The president set the theme with the opening sentence of his speech. "As we gather tonight," he said, "our nation is at war." Talk of war dominated the address, with the president promising victory "in this great conflict" at the close of his remarks.

The president expanded his targets but narrowed his policy tools. Reserving his harshest language for Iraq, President Bush said that Iran, Iraq and North Korea "and their terrorist allies constitute an axis of evil, arming to threaten the peace of the world." Significantly, the president no longer requires proof of national links to terrorist groups or to each other, but merely the pursuit of chemical, biological or nuclear weapons. "By seeking weapons of mass destruction," he says, "these regimes pose a grave and growing danger."

His strategy made no mention of treaties or diplomacy. It has been reduced to two stark instruments: export controls and military force. "We will work closely with our coalition to deny terrorist and their state sponsors the materials, technology and expertise to make and deliver weapons of mass destruction," he said. "We will develop and deploy effective missile defenses to protect America and our allies from sudden attack. And all nations should know: America will do what is necessary to ensure our nation's security."

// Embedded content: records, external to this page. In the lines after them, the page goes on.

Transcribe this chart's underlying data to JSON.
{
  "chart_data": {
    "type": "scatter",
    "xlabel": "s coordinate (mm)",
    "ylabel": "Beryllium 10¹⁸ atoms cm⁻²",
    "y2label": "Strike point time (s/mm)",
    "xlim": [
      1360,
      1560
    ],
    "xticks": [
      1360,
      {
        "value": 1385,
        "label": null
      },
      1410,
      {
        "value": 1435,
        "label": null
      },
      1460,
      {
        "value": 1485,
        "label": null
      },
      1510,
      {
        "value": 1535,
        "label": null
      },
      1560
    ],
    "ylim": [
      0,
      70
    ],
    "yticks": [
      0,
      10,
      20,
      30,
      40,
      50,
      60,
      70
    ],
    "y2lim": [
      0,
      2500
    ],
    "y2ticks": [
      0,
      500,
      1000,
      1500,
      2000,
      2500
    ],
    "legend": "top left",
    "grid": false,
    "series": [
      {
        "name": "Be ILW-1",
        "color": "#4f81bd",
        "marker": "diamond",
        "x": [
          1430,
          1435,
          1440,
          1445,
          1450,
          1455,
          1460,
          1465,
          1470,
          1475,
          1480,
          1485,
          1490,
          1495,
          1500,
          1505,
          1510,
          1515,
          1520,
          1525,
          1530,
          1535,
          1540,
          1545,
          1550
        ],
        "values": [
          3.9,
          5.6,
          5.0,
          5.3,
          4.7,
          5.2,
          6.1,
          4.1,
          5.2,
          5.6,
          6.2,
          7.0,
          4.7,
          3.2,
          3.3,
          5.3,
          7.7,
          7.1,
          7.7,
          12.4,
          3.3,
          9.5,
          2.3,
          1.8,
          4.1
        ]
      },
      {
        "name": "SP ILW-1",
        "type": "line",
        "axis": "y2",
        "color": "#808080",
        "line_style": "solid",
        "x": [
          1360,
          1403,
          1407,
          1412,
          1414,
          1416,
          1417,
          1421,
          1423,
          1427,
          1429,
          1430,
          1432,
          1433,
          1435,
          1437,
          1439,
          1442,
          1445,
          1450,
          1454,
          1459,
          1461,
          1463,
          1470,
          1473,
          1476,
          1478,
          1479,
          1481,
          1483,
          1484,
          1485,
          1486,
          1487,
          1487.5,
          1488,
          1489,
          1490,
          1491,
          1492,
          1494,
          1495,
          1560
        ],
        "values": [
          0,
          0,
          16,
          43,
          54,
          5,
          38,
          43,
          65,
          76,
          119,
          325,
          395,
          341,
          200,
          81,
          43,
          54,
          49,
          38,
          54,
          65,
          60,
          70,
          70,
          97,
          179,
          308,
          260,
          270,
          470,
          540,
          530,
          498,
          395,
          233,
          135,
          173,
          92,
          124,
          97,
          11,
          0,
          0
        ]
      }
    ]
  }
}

This is consistent with the administration's developing non-proliferation policy which harkens back to the approach of the Eisenhower administration fifty years ago, before the key international non-proliferation agreements were negotiated. Then the hope was that proliferation could be contained by agreements among the advanced industrial nations to restrict exports of key technologies and by military action against threatening states when necessary. This strategy failed, but administration officials seem determined to try it again. They reject most of the treaties championed by Presidents Kennedy, Johnson, Nixon, Ford, Carter, Reagan, Bush and Clinton, fearing that they restrict U.S. military options while offering cover for nations cheating on the pacts.

There are serious dangers from the proliferation of weapons of mass destruction, but there is no indication that the dangers are so imminent as to require a new war. Diplomatic approaches to North Korea, in particular, offer real promise of ending that nation's missile and nuclear programs. While all three nations do have chemical weapons and may have some biological weapons, none have nuclear weapons. The only use of these weapons in the past twenty years came when Iraq and Iran used chemical weapons in their 1981-82 war and Iraqi use of chemical weapons against their own Kurdish population.

The president also draws his circle too narrowly. In the past month the greatest danger that nuclear weapons would be used against innocent civilians came not from terrorists or the three nations he now targets, but from the threat of war between India and Pakistan. While, the United States is not threatened by Israel's weapons, many in the Middle East fear possible Israeli use of its chemical, nuclear and perhaps biological weapons. And these arsenals are cited by some states as justification for their own weapons programs. Export controls and military strikes cannot resolve these problems.

The president and his advisors, flushed with the quick victory in Afghanistan, seemed determined to press for a military solution in Iraq. There may also be a political element in the new strategy. The president's advisors are well aware of the fate of former President Bush. His popularity soared during the 1991 Gulf War but plummeted after. He lost the 1992 election to a relative unknown from Arkansas. The political answer to this problem may be: don't end the war.